PATIENTS AND TREATMENTS:

From October 2008 up to May 2015 we treated elderly patients with R/R LBCL, Follicular Lymphoma(FL) and PTCL with MTN-CHT based regimen. Eligible patients should have given written informed consent, have a Performance Status=0-3, a life expection >2 months, be able to take oral therapy and have a care-giver.

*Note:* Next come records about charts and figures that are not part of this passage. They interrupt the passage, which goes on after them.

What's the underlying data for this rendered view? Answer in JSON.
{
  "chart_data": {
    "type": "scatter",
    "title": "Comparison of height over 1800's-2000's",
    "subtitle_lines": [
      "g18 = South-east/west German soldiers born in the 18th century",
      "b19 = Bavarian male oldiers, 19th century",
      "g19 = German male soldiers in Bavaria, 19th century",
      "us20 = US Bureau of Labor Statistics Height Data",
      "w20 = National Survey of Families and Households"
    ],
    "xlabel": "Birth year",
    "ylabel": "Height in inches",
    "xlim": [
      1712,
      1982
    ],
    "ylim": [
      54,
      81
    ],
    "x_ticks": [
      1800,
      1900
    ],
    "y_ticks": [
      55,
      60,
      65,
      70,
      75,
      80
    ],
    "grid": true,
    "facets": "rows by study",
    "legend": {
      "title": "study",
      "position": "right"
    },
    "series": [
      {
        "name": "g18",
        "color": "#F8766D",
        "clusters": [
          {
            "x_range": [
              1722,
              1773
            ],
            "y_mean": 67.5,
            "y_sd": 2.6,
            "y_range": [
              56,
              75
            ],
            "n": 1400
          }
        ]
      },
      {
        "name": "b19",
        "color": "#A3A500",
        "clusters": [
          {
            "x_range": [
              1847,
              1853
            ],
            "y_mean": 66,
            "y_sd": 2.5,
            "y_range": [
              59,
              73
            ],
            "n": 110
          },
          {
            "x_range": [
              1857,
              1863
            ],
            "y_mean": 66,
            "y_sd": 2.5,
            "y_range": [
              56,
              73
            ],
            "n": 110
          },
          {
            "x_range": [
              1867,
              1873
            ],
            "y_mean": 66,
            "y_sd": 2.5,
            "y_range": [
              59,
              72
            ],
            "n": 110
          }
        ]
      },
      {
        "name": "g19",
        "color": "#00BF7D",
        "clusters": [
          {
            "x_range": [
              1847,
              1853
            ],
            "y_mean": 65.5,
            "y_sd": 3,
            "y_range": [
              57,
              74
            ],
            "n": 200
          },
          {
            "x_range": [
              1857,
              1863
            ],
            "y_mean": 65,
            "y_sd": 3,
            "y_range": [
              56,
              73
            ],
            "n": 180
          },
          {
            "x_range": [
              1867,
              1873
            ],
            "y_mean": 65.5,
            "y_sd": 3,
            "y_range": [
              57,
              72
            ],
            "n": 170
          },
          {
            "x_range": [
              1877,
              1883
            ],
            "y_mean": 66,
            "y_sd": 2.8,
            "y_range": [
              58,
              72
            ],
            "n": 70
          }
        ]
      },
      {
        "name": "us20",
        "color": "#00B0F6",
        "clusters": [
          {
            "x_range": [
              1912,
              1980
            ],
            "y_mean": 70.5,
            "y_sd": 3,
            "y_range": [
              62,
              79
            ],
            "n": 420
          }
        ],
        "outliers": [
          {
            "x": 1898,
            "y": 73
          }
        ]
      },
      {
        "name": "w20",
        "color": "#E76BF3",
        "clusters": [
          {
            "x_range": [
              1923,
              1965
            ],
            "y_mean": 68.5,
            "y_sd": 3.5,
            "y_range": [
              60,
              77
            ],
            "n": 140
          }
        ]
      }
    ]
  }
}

We used three different MTN schedules: 1] Provecip; 2] Vinblastine+Endoxan+Etoposide+Prednisone (VEED) and in the last two years an all-oral schedule 3] Navelbine+Endoxan+Etoposide+Prednisone (DE-VEC). All three schedules of MTN-CHT consisted of an induction phase of six months followed by a maintenance phase administered until progression or excessive toxicity. Rituximab was added to the induction phase for those patients characterized by CD20 expression. Thrombosis prophylaxis was carried out with aspirin or LMWH.

RESULTS

Patients features: LBCL=21; PTCL=7, FL=3; Age=77y (median, range 62-90), Previous CHT=2 (median, range 0-5) refractory to last CHT= 43%. MTN-CHT: 8 pts were treated with schedule 1], 8 pts with schedule 2] and 15 pts with schedule 3]. Outcome: in aggressive B and T-cell lymphomas (n=28pts) with all schedules Overall Response Rate = 62%, Complete Remission rate = 36%; Progression Free Survival = 8 months, Median Duration of Response (DOR)= 10 months. Overall Response Rate and Complete Remission in the subset treated with the all-oral DE-VEC schedule were 66% and 50% respectively. Serious adverse events: Extra hematologic toxicity grade 3-4: pulmonary embolism in 1pts; hematological toxicity of grade 3-4 and/or neutropenic infections in 6 patients 5 of whom had >2 previous conventional chemotherapies. The use of DE-VEC all-oral schedule reduced the number and the durations of day-hospital admissions.

CONCLUSION

Although our series is limited, these results suggest that MTN-CHT in elderly patients with R/R LBCL, PTCL and FL might achieve favorable results in terms of activity, toxicity and costs due to hospital admissions. With MTN-CHT most of the patients did not need G-CSF. Notably, patients who had had >2 lines of chemotherapies may be at very high risk of prolonged cytopenia and infections during MTN-CHT. Since the all-oral DE-VEC schedule was particularly manageable and active we believe that this combination deserve further investigation in aggressive lymphomas.

Disclosures No relevant conflicts of interest to declare.

  • * Asterisk with author names denotes non-ASH members.